Sparse autoencoders (SAEs) have emerged as a promising technique for mechanistic interpretability by learning a set of sparse latent features that encode distinct concepts. However, vanilla SAEs struggle to learn modality-consistent concepts in vision-language models (VLMs), often resulting in fragmented coverage (i.e., disjoint regions) in the visual modality. To address this challenge, we propose a Structured Sparse AutoEncoder ($S^2AE$) that enforces concept consistency from both semantic and spatial perspectives in the visual modality.
Specifically, we group image patches based on Transformer attention similarity and spatial proximity, introducing a structured sparsity regularization during the training of the vanilla SAE. This regularization consists of exclusive sparsity for inter-group concept disentanglement and group sparsity for intra-group concept consistency, driving the latent neurons by SAEs to specialize in distinct, semantically grounded concepts.
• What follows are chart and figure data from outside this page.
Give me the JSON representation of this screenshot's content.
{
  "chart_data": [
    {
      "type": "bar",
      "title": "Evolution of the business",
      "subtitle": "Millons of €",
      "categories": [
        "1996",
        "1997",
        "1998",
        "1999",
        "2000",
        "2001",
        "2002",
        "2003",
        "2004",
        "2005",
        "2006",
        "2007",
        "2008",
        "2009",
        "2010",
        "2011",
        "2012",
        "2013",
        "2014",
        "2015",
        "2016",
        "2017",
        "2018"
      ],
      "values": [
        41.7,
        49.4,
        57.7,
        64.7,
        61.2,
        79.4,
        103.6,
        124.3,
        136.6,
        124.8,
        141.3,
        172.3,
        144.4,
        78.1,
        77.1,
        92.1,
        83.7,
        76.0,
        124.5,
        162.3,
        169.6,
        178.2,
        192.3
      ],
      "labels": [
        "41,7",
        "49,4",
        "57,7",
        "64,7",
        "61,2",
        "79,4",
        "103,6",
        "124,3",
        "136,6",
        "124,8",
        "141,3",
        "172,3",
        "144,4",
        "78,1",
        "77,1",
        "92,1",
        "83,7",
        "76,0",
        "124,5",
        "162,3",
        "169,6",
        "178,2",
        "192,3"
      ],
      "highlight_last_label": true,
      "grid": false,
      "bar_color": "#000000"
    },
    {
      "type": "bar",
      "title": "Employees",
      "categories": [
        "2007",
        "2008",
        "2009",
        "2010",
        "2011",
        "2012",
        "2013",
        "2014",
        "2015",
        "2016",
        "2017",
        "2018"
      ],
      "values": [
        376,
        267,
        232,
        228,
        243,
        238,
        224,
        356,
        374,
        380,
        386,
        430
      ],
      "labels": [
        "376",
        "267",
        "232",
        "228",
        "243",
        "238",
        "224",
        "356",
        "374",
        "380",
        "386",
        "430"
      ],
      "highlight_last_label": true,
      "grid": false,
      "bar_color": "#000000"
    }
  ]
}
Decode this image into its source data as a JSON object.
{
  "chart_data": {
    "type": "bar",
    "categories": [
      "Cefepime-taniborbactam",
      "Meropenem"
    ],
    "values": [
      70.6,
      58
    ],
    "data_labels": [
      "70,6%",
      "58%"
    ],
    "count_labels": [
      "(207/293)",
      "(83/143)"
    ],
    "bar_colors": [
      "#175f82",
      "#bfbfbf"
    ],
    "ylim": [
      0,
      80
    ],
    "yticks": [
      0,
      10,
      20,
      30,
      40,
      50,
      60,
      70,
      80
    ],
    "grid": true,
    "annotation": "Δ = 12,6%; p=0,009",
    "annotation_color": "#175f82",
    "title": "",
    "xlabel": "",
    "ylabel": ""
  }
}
Evaluated on the \texttt{Qwen2.5-VL-7B-Instruct} model, the method achieves a 6.06% average improvement in semantic alignment (mIoU) and 60.81 in representational efficiency (lower l0 norm) while maintaining near-perfect reconstruction fidelity with an Explained Variance above 99%. Cross-modal analysis further demonstrates that $S^2AE$ enhances neuronal monosemanticity by this visual structural prior, achieving a 3.08% average gain in semantic consistency and a 2.37% average gain in monosemanticity scores for both modalities of multimodal features, thereby fostering more coherent and disentangled representations.
Blogger's Review: This study successfully enhances concept consistency in vision-language models through structured sparsity regularization, showcasing the immense potential of sparse autoencoders in cross-modal learning. The structured approach offers new avenues for future multimodal learning exploration, warranting further investigation.